Résultat, au cours du dernier trimestre 2004 un pavé de 1600 pages intitulé The Call for a Global Islamic Resistance fut relayé par plus de mille sites sur Internet. Composé par un Syrien très proche de Ben Laden pour avoir combattu à ses côtés en Afghanistan, dans les années 80, ce texte dévoilait la thèse centrale du «nouveau» al-Qaïda, soit que celle-ci serait moins une organisation qu'un ordre, une secte vouée au soutien idéologique alloué à des cellules disséminées partout dans le monde et pratiquement libres de concevoir et réaliser les basses besognes.
Dans la foulée de cette publication, les recruteurs du groupe se sont employés à fanatiser des jeunes avec une emphase plus marquée qu'antérieurement au 11 septembre par l'intermédiaire de la toile Internet. Selon un expert cité dans la dernière livraison de Foreign Affairs, le nombre de sites faisant la promotion du djihad, de la guerre sainte contre tous les «croisés» et tous les «sionistes», est égal à... 4500! La mise en place de cette infrastructure s'est accompagnée, depuis 2005, par la multiplication par quatre de cassettes vidéos faisant évidemment l'apologie du martyr et du devoir qu'incombe à chaque musulman de tuer les infidèles. Bref, en matière de conversion à la guerre sainte l'Internet et toute la quincaillerie technologique ont remplacé la mosquée et les écoles coraniques. Et maintenant la refonte stratégique.

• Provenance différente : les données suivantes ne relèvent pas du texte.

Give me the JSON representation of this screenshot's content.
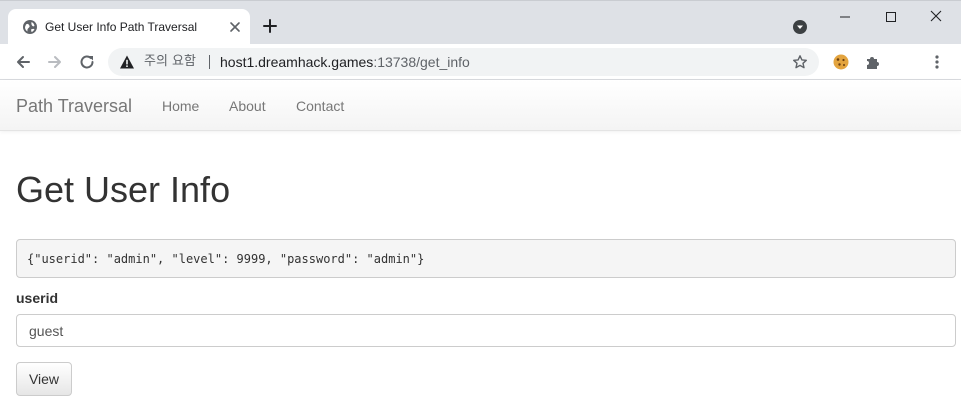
{
  "browser": {
    "tab_title": "Get User Info Path Traversal",
    "address": {
      "security_label": "주의 요함",
      "host": "host1.dreamhack.games",
      "path": ":13738/get_info"
    },
    "icons": {
      "tab": "globe-icon",
      "new_tab": "plus-icon",
      "back": "back-arrow-icon",
      "forward": "forward-arrow-icon",
      "reload": "reload-icon",
      "warning": "warning-icon",
      "bookmark": "star-icon",
      "extension_cookie": "cookie-icon",
      "extensions": "puzzle-icon",
      "menu": "kebab-menu-icon"
    }
  },
  "navbar": {
    "brand": "Path Traversal",
    "links": [
      {
        "label": "Home"
      },
      {
        "label": "About"
      },
      {
        "label": "Contact"
      }
    ]
  },
  "main": {
    "title": "Get User Info",
    "result": "{\"userid\": \"admin\", \"level\": 9999, \"password\": \"admin\"}",
    "form": {
      "label": "userid",
      "value": "guest",
      "button_label": "View"
    }
  }
}
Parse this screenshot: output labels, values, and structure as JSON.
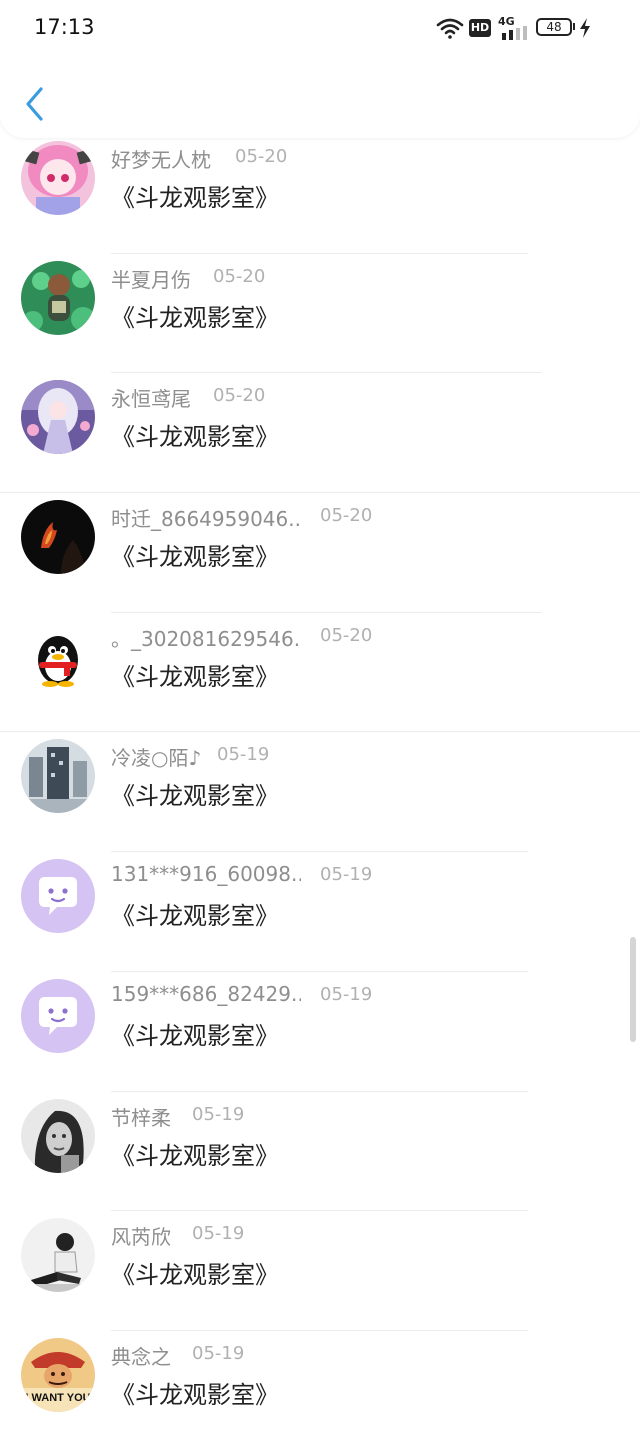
{
  "status_bar": {
    "time": "17:13",
    "hd": "HD",
    "net": "4G",
    "battery": "48"
  },
  "items": [
    {
      "name": "好梦无人枕",
      "date": "05-20",
      "title": "《斗龙观影室》",
      "avatar": "anime-pink-hair"
    },
    {
      "name": "半夏月伤",
      "date": "05-20",
      "title": "《斗龙观影室》",
      "avatar": "child-photo"
    },
    {
      "name": "永恒鸢尾",
      "date": "05-20",
      "title": "《斗龙观影室》",
      "avatar": "anime-white-hair"
    },
    {
      "name": "时迁_8664959046...",
      "date": "05-20",
      "title": "《斗龙观影室》",
      "avatar": "dark-fire"
    },
    {
      "name": "。_302081629546...",
      "date": "05-20",
      "title": "《斗龙观影室》",
      "avatar": "qq-penguin"
    },
    {
      "name": "冷凌○陌♪",
      "date": "05-19",
      "title": "《斗龙观影室》",
      "avatar": "city-scene"
    },
    {
      "name": "131***916_60098...",
      "date": "05-19",
      "title": "《斗龙观影室》",
      "avatar": "default-chat-bubble"
    },
    {
      "name": "159***686_82429...",
      "date": "05-19",
      "title": "《斗龙观影室》",
      "avatar": "default-chat-bubble"
    },
    {
      "name": "节梓柔",
      "date": "05-19",
      "title": "《斗龙观影室》",
      "avatar": "woman-portrait"
    },
    {
      "name": "风芮欣",
      "date": "05-19",
      "title": "《斗龙观影室》",
      "avatar": "person-sitting"
    },
    {
      "name": "典念之",
      "date": "05-19",
      "title": "《斗龙观影室》",
      "avatar": "i-want-you-poster",
      "avatar_text": "I WANT YOU"
    }
  ]
}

Tout d'abord, il faut noter que le renforcement aux États-Unis des règles et lois afférentes à l'entrée sur le territoire de ce pays a convaincu le réseau terroriste de faire de la Grande-Bretagne le centre de gravité de son offensive en Occident. D'autant que ce pays présente un avantage énorme. Lequel? 400 000 Pakistanais travaillant à Londres ou à Manchester s'envolent chaque année pour Islamabad. Ces allers-retours facilitent les contacts entre bonzes d'al-Qaïda que l'on dit cachés au Waziristan, province située dans le nord, et fous de Dieu domiciliés sur les bords de la Tamise qui, après coup, transmettent messages et autres aux correspondants vivant sur le continent.
Ensuite? Ils ont profité au maximum, et continuent de profiter, de la divine surprise que le duo Bush-Blair leur a offerte sur un plateau d'argent: la guerre en Irak. Dans un long texte titré Al-Qaeda Strikes Back que publie Foreign Affairs, Bruce Riedel, senior fellow au Saban Center for Middle East Policy et ex-vétéran de la CIA, explique que l'assaut contre l'Irak, au moment même où Ben Laden et consorts craignaient un étouffement par les forces américaines, leur a été tout bénéfice.
Car, tout naturellement, l'assaut contre Bagdad a favorisé une déviation des objectifs fixés au lendemain du 11 septembre par l'administration Bush. Mieux, cet assaut s'est avéré «le meilleur sergent recruteur d'al-Qaïda», pour reprendre les mots d'un général américain. En effet, les militaires étrangers présents en Irak ont constaté que des centaines de jeunes musulmans venus de Jordanie, d'Égypte, d'Algérie et autres nations arabes se sont introduits en Irak. Ils s'y sont formés à la manipulation d'armes, produits chimiques, fabrication de bombes, etc. C'était le cas d'un des cerveaux arrêtés il y a quelques jours en Angleterre. À l'instar de ses complices, il était médecin. Autrement dit, son fanatisme religieux se confondait avec le totalitarisme hygiéniste. Effarant!